Maitri Enterprises Reports Strong Standalone Growth, Faces Audit Concern
Standalone PAT: ₹0.82 crore; Consolidated PAT: ₹0.60 crore.
Reader Takeaway: Robust standalone profit growth is offset by a qualified consolidated audit opinion due to subsidiary's unverified receivables.
What just happened
Maitri Enterprises Limited announced its audited financial results for the year ended March 31, 2026. The company reported a significant 171.5% year-on-year increase in standalone net profit after tax (PAT) to ₹0.82 crore (₹81.52 lakh), up from ₹0.30 crore (₹30.02 lakh) in the previous fiscal year. Standalone revenue from operations also grew by 12.5% to ₹32.19 crore.
However, the consolidated financial results presented a different picture, with a qualified opinion from the statutory auditors. Consolidated PAT stood at ₹0.60 crore (₹60.43 lakh) for FY26, an increase from ₹0.17 crore (₹16.88 lakh) in FY25. Consolidated revenue from operations was ₹33.30 crore in FY26.
Why this matters
The qualified audit opinion on the consolidated financial results is a key point of concern for investors. This qualification stems from issues related to trade receivables at the company's subsidiary, BSA Marketing Private Limited. The inability of the subsidiary to provide sufficient audit evidence for the recoverability of these long-outstanding balances raises questions about asset quality and internal controls.
While the standalone performance shows positive momentum, the consolidated view, which includes the subsidiary's performance, is impacted by this governance and financial transparency issue. Shareholders need to closely monitor how management addresses this qualification.
The backstory
Maitri Enterprises operates primarily through the sale of services and pharmaceutical goods. In the year ended March 31, 2026, its standalone revenue was split between ₹25.65 crore from the sale of services and ₹6.54 crore from pharmaceutical goods.
What changes now
Following the audit, Maitri Enterprises has undertaken a review of its balance sheet. This led to the write-off or provision of ₹0.41 crore in trade receivables and the write-back of ₹0.71 crore in trade payables. The company also recognized a small charge for past service cost related to gratuity compliance.
Risks to watch
The primary risk for Maitri Enterprises lies in the auditor's qualification concerning ₹1.57 crore of trade receivables at BSA Marketing Private Limited, which have been outstanding for over three years. The lack of substantiating evidence for their recoverability poses a significant risk to the consolidated financial health of the group.
Peer comparison
(No peer comparison data available in the filing.)
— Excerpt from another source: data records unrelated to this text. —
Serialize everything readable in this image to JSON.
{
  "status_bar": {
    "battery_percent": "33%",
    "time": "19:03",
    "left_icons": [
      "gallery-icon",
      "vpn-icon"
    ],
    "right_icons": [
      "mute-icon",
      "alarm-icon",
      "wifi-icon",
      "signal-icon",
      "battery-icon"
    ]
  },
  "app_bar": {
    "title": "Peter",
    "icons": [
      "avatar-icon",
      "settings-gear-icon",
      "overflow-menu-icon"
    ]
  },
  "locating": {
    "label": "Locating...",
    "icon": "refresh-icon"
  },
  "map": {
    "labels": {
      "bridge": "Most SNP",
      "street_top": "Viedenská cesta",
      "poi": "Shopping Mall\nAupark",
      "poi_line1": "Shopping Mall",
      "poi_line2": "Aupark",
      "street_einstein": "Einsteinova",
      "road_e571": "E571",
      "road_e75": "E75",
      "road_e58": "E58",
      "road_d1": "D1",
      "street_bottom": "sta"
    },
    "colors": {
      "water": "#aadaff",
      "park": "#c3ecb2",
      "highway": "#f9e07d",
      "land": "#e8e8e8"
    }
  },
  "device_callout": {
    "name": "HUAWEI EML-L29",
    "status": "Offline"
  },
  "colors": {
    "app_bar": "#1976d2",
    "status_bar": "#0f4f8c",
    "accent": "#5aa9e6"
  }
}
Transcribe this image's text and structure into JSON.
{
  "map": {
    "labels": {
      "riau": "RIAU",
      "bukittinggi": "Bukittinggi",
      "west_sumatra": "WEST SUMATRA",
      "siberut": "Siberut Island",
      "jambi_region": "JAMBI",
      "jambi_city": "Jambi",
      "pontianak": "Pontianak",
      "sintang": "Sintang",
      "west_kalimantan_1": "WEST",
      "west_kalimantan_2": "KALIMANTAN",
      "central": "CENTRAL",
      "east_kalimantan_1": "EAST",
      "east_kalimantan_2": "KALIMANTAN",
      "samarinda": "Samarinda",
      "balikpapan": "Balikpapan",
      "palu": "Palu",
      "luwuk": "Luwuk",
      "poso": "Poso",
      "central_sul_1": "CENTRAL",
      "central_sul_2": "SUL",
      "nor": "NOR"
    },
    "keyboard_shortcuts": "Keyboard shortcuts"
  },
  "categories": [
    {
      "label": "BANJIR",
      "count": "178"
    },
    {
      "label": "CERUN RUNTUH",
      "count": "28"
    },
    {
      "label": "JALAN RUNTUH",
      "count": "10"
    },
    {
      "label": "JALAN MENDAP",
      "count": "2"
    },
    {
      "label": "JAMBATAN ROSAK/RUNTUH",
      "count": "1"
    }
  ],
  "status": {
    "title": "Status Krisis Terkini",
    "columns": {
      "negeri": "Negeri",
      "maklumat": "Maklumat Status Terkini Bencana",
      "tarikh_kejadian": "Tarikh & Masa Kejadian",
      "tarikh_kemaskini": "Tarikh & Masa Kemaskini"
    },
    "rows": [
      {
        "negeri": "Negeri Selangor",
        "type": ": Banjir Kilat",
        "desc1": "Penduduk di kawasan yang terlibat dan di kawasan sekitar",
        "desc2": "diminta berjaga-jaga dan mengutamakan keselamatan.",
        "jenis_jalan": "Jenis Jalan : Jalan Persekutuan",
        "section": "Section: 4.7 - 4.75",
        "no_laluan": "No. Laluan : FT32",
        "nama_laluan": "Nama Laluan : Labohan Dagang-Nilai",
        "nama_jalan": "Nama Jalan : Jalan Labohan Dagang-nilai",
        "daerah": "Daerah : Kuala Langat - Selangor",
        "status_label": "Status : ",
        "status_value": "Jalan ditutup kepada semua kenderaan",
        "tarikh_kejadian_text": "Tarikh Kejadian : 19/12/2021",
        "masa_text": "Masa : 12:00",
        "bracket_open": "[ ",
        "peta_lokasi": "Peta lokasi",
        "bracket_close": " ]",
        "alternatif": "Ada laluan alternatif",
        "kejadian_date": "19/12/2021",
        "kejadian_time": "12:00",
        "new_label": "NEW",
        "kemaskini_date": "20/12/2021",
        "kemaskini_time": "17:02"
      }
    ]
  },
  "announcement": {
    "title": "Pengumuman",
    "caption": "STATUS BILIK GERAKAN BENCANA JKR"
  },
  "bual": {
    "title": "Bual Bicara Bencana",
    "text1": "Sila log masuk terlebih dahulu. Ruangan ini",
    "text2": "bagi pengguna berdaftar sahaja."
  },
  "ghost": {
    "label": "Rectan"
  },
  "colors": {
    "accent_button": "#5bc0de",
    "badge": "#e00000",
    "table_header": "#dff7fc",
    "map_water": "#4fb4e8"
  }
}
Context metrics (time-bound)
- Standalone Revenue (FY26): ₹32.19 crore (vs. ₹28.62 crore in FY25)
- Standalone PAT (FY26): ₹0.82 crore (vs. ₹0.30 crore in FY25)
- Consolidated Revenue (FY26): ₹33.30 crore (vs. ₹28.66 crore in FY25)
- Consolidated PAT (FY26): ₹0.60 crore (vs. ₹0.17 crore in FY25)
What to track next
Investors should track management's progress in obtaining confirmations and recovering the outstanding receivables at BSA Marketing Private Limited. Any further actions, including legal measures, and the resolution of the auditor's qualification will be crucial indicators for future performance and investor confidence.